A standard in child and adolescent psychology and psychiatry, we utilized a multi-informant approach—youth and caregiver reports—to capture unique perspectives on youth psychological adjustment.22 Youth are likely to report more accurately on their internalizing states (i.e., depression and anxiety) while caregivers are considered more reliable reporters of youth externalizing behaviors.23 In contrast, caregivers are considered more reliable reporters of youth’s externalizing behaviors.23 PHACS psychologists administered the Behavior Assessment System for Children-Second Edition (BASC-2) every two years through independent interviews with youth and caregivers at the same visit.24 A standardized, validated and reliable multidimensional questionnaire, the BASC-2 contains two summary measures of interest.

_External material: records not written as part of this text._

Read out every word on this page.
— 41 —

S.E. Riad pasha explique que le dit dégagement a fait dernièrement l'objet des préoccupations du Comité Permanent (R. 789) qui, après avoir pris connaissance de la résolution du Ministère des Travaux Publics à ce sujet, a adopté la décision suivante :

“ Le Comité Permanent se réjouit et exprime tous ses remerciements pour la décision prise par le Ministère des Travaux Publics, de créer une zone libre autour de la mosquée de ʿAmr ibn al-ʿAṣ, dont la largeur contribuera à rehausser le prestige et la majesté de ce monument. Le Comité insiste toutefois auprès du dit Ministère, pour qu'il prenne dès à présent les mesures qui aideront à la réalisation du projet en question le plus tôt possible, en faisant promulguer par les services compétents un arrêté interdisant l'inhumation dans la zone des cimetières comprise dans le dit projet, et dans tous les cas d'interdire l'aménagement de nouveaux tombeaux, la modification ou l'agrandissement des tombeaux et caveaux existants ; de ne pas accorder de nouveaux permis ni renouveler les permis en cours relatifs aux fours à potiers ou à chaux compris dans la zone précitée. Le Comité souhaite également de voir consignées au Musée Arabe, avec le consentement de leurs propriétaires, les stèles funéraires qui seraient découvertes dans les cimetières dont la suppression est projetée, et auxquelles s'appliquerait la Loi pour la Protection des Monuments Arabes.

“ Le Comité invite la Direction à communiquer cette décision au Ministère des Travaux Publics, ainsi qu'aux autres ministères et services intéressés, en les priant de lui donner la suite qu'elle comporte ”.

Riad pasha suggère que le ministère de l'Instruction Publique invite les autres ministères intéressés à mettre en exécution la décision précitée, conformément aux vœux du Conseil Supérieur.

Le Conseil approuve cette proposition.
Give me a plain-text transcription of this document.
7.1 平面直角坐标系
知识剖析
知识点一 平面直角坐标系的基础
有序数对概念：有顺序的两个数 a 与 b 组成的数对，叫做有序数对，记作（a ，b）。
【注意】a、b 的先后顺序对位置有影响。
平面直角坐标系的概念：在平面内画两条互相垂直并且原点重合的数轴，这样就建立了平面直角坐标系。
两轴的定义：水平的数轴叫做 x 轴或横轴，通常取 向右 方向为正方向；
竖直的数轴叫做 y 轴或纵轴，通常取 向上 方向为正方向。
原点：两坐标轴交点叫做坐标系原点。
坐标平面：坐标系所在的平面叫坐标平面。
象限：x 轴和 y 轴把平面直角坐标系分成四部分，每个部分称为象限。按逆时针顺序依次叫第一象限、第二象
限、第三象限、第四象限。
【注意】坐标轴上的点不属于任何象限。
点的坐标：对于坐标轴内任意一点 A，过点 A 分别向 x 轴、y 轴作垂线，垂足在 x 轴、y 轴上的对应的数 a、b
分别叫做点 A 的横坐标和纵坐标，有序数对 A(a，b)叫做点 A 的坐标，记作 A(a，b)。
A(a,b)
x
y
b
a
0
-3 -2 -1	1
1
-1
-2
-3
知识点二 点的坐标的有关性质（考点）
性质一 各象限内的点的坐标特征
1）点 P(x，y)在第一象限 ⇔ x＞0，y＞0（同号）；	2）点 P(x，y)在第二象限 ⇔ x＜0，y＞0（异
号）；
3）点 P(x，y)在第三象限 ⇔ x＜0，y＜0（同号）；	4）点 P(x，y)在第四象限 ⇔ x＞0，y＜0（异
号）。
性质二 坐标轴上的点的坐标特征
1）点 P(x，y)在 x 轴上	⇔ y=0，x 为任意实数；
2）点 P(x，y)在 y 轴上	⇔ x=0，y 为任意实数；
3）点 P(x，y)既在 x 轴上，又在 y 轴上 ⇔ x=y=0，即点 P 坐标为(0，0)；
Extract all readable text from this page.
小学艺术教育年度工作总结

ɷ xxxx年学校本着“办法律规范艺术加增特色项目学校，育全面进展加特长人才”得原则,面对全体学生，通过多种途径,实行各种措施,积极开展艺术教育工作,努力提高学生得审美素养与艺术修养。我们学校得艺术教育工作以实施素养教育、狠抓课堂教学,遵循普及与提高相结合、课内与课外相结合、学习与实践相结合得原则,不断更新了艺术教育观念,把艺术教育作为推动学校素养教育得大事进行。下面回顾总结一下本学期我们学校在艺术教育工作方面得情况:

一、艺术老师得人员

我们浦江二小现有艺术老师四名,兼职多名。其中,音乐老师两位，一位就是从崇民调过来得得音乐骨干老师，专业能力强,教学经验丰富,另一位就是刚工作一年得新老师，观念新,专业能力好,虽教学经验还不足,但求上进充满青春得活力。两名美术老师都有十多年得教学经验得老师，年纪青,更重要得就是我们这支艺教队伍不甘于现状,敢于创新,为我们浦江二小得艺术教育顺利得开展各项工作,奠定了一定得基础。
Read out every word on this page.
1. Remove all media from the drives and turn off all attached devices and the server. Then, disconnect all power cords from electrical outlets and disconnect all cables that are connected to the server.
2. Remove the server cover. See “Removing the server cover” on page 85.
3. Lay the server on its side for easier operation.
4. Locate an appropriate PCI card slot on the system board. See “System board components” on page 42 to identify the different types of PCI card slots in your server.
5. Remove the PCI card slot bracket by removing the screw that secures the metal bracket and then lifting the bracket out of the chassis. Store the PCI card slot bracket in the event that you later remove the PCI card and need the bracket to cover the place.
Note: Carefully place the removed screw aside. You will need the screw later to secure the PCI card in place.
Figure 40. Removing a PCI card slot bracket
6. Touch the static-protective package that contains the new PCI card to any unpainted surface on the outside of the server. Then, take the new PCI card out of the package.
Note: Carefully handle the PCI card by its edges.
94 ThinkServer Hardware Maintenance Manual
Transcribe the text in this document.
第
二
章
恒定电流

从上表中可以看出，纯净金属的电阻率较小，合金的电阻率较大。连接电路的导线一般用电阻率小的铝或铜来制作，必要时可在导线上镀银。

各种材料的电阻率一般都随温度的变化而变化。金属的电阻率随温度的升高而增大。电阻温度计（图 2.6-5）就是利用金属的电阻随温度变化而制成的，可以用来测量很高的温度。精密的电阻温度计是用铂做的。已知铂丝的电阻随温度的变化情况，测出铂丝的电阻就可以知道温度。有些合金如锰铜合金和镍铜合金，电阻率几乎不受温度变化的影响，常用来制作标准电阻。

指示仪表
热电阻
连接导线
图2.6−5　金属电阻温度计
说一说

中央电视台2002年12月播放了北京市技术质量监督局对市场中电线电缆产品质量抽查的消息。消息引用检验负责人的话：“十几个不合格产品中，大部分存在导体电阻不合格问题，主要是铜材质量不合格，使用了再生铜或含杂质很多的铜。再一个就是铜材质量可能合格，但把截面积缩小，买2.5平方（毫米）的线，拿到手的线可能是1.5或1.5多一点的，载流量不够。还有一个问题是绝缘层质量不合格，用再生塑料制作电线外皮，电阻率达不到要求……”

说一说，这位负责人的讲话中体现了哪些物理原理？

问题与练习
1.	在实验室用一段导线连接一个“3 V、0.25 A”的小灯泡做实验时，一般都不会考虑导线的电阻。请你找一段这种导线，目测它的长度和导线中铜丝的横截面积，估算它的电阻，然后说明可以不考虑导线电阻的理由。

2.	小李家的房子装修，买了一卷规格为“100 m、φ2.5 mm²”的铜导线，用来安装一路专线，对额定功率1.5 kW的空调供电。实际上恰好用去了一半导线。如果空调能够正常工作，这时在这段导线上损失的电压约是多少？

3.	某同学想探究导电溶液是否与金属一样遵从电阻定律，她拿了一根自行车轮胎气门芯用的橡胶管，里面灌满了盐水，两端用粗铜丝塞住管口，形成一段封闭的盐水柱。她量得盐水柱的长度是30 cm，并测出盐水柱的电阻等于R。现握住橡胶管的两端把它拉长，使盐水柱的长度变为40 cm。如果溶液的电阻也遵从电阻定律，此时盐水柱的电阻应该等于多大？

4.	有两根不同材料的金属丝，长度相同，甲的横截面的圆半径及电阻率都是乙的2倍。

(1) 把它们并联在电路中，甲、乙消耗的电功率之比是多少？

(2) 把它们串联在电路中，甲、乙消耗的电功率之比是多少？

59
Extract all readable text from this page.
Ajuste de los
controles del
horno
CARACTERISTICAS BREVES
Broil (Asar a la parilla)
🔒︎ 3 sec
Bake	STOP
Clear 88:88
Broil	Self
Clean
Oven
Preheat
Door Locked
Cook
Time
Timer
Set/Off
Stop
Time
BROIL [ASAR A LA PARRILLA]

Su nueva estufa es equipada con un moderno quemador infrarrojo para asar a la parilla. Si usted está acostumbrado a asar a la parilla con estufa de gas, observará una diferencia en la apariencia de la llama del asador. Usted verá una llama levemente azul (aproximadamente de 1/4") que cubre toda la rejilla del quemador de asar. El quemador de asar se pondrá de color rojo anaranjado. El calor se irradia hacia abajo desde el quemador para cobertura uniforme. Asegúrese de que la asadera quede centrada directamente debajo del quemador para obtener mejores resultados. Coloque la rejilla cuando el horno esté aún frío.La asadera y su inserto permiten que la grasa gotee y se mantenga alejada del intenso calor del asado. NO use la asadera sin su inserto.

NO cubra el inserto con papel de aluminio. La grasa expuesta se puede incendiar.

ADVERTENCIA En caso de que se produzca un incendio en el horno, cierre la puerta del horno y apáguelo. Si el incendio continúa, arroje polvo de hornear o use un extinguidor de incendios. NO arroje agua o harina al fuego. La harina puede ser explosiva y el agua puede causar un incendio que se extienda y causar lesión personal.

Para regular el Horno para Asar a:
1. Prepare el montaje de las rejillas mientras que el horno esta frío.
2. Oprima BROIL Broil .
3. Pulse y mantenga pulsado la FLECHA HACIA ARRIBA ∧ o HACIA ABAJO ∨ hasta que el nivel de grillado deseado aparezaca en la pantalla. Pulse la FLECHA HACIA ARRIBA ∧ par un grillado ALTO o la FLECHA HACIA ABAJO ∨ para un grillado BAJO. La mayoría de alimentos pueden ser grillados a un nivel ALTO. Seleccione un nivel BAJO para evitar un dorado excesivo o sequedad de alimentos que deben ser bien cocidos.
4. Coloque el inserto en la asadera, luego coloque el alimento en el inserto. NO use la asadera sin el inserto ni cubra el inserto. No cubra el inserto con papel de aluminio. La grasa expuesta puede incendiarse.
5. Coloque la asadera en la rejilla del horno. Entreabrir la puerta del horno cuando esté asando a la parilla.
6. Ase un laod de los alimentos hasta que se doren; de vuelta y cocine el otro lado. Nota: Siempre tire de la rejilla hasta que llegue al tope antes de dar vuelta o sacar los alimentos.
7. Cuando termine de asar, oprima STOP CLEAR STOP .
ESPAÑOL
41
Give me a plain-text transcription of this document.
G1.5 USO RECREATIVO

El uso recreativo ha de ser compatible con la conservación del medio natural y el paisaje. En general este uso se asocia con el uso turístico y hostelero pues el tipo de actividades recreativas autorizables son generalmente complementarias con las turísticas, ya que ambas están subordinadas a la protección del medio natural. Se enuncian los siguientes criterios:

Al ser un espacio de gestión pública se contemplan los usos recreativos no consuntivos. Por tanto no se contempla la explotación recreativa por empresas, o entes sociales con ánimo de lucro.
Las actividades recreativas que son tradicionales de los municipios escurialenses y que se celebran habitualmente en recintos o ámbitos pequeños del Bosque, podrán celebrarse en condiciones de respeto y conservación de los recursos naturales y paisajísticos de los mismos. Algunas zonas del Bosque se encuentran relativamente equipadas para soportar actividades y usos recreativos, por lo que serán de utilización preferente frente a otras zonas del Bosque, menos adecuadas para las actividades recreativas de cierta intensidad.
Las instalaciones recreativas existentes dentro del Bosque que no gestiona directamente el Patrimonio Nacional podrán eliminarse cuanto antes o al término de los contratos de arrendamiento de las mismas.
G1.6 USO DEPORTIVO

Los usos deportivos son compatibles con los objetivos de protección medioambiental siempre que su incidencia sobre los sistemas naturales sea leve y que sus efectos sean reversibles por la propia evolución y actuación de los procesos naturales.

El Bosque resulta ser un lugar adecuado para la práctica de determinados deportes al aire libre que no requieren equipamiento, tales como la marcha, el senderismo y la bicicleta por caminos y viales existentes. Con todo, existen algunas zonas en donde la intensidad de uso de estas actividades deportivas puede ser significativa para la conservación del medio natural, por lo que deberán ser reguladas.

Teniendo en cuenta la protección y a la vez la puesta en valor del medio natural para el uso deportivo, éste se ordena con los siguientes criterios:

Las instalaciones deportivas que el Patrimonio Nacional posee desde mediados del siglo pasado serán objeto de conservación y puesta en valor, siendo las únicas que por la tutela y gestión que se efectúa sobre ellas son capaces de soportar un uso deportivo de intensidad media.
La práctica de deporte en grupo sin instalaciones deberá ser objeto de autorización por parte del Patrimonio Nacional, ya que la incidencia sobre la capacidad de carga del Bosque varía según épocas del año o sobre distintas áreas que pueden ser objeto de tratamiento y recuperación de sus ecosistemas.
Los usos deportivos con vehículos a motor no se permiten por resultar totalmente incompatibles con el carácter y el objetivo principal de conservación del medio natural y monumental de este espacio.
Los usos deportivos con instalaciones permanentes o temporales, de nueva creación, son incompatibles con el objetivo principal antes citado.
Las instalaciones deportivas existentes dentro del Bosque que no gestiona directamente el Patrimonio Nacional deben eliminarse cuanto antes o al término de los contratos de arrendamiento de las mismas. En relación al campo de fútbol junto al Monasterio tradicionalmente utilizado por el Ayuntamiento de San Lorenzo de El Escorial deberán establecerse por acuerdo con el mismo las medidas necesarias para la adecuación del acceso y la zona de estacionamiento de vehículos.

The Emotional Symptoms Index (ESI), a youth-reported summary measure, reflects emotional functioning by measuring social stress, anxiety, depression, sense of inadequacy, self-esteem, and self-reliance domains. The Behavioral Symptoms Index (BSI), a caregiver-reported summary measure, reflects caregiver perceptions of the youth’s behavior, including hyperactivity, aggression, depression, attention problems, atypicality, and withdrawal. Higher ESI and BSI scores indicate poorer emotional-behavioral functioning. T-score classifications are: <60 “Average Range,” 60–69 “At-Risk,” and >69 “Clinically Significant.”24 ESI or BSI assessments >85 were excluded as outliers.

Race/Ethnicity

Although race-based discrimination is not currently assessed, self-reported race was used as a proxy, allowing this analysis to inform future PHACS analyses on race-based discrimination. Caregivers reported their child’s race as Black/African American, White, Asian, American Indian, Multiracial, or Unknown. The following racial groups were excluded due to small subsets: American Indian (0.4%), Asian (0.9%), Multiracial (1.9%), and Unknown/not reported (4.3%). Caregivers also reported their child’s ethnicity (Hispanic/non-Hispanic). Four racial/ethnic subgroups were evaluated: White non-Hispanic, White Hispanic, Black non-Hispanic, and Black Hispanic.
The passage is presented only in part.